Kunst und Energie

"Die Freiheit nutzen"

Justin Hoffmann, Direktor des Kunstvereins Wolfsburg, hat sich als Jahresthema die Energie gewählt - und zeigt zur Phaenomenale solarbetriebene Kunst

Justin Hoffmann, die digitalen Entwicklungen überholen das, was wir an Reflexion leisten können, zunehmend. Kann man da mit Kunst gegensteuern?

Nach Pierre Bourdieu gehört es zum Charakter der Kunst, gesellschaftliche Defizite aufzugreifen und zu behandeln. Die Digitalisierung ist eine Entwicklung, die in ihrer Dimension schwer zu begreifen und zu prognostizieren ist. Die Kunst kann jedoch mit sinnlichen und kog­nitiven Mitteln zu einem besseren Verständnis beitragen. Im Programm des Kunstvereins Wolfsburg spielt die Auseinandersetzung mit den neuen technologischen Phänomenen, auch auf visueller Ebene, deshalb eine wichtige Rolle.

Der Kunstverein Wolfsburg zeigt passend zur Phaenomenale die Schau "Erneuerbare Medien".  Wie sind Sie vorgegangen?

Das Thema Energie ist relevant, der Kunstverein Wolfsburg beschäftigt sich im Jahr 2020 in vier Ausstellungen damit. Es waren künstlerische Arbeiten, die mich zu Ausstellungsthemen wie "Erneuerbare Medien" und "Too much power" anregten. Der Münchner Künstler Emanuel Mooner schickte mir im Sommer 2019 eine SMS, dass er gerade seine erste solarenergiebetriebene Kunstausstellung eröffnet habe. Das hat mich dazu ermutigt, eine Ausstellung zu konzipieren, in der nur künstlerische Arbeiten gezeigt werden, die sich mit regenerativen Energien beschäftigen. In der Meisterschülerinnen-und-Meisterschüler-Ausstellung der HBK Braunschweig im gleichen Jahr sah ich eine Videoinstallation der israelischen Künstlerin Chen Efraty, die in dieser Arbeit beschreibt, warum sie keine Kraft mehr hat, Kunst zu machen. Diese und andere Werke, die mir begegneten, motivierten mich, den Energiehaushalt des Individuums in einer Ausstellung mit dem Titel "Too much power (too little power)" zu thematisieren.

Der Begriff "Energie" reicht von der Frage nach Ressourcen bis hin ins Spirituelle.

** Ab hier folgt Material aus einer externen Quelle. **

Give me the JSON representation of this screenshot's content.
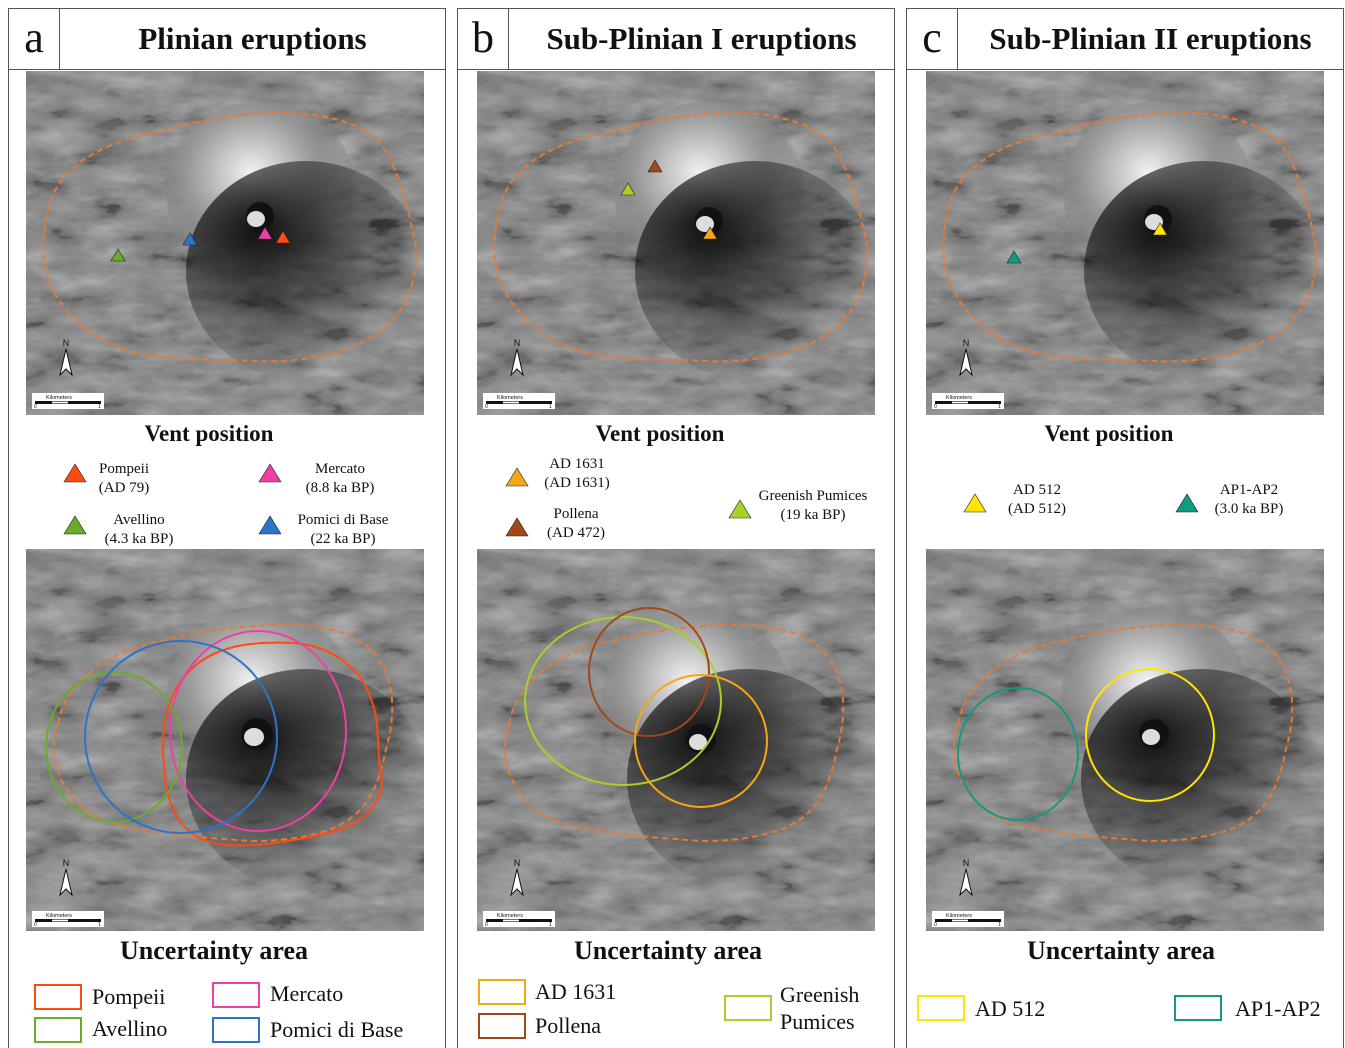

Wie bleibt man da präzise?

Hätte der Begriff der Energie nicht verschiedene Bedeutungsebenen, wäre er für ein Jahresthema eines Kunstvereins wenig tauglich. Die Präzisierung erfolgt dadurch, dass jede der vier Ausstellungen im Jahr 2020 eine bestimmte Facette dieses Begriffs aufgreift und so als inhaltlicher Rahmen für verschiedene künstlerische Arbeiten dienen kann. Wir ergänzen das zusätzlich durch Veranstaltungen mit diskursiver Ebene. Zum Beispiel in unserem Vermittlungsprojekt namens "Lokale Liaison", wo wir Gespräche mit Jugendlichen führen.

Energie ist ein Schlüsselbegriff für die Zukunft der Menschheit. Überfordert sich die Kunst nicht mit diesen ganz großen Fragen?

Gerade Künstlerinnen und Künstler haben die Freiheit, sich mit großen, aber auch kleinen Themen zu beschäftigen, ohne alles bis zum Letzten begründen zu müssen. Diese Freiheit sollten sie nutzen und sich nicht mit formalen Experimenten im Kreis drehen. Künstler wie Joseph Beuys oder Gustav Metzger, die grundlegende soziale Veränderungen anstrebten, sind mir lieber als angepasste, ängstliche Positionen. Man sollte auch den Kunstrezipienten in dieser Frage nicht unterfordern.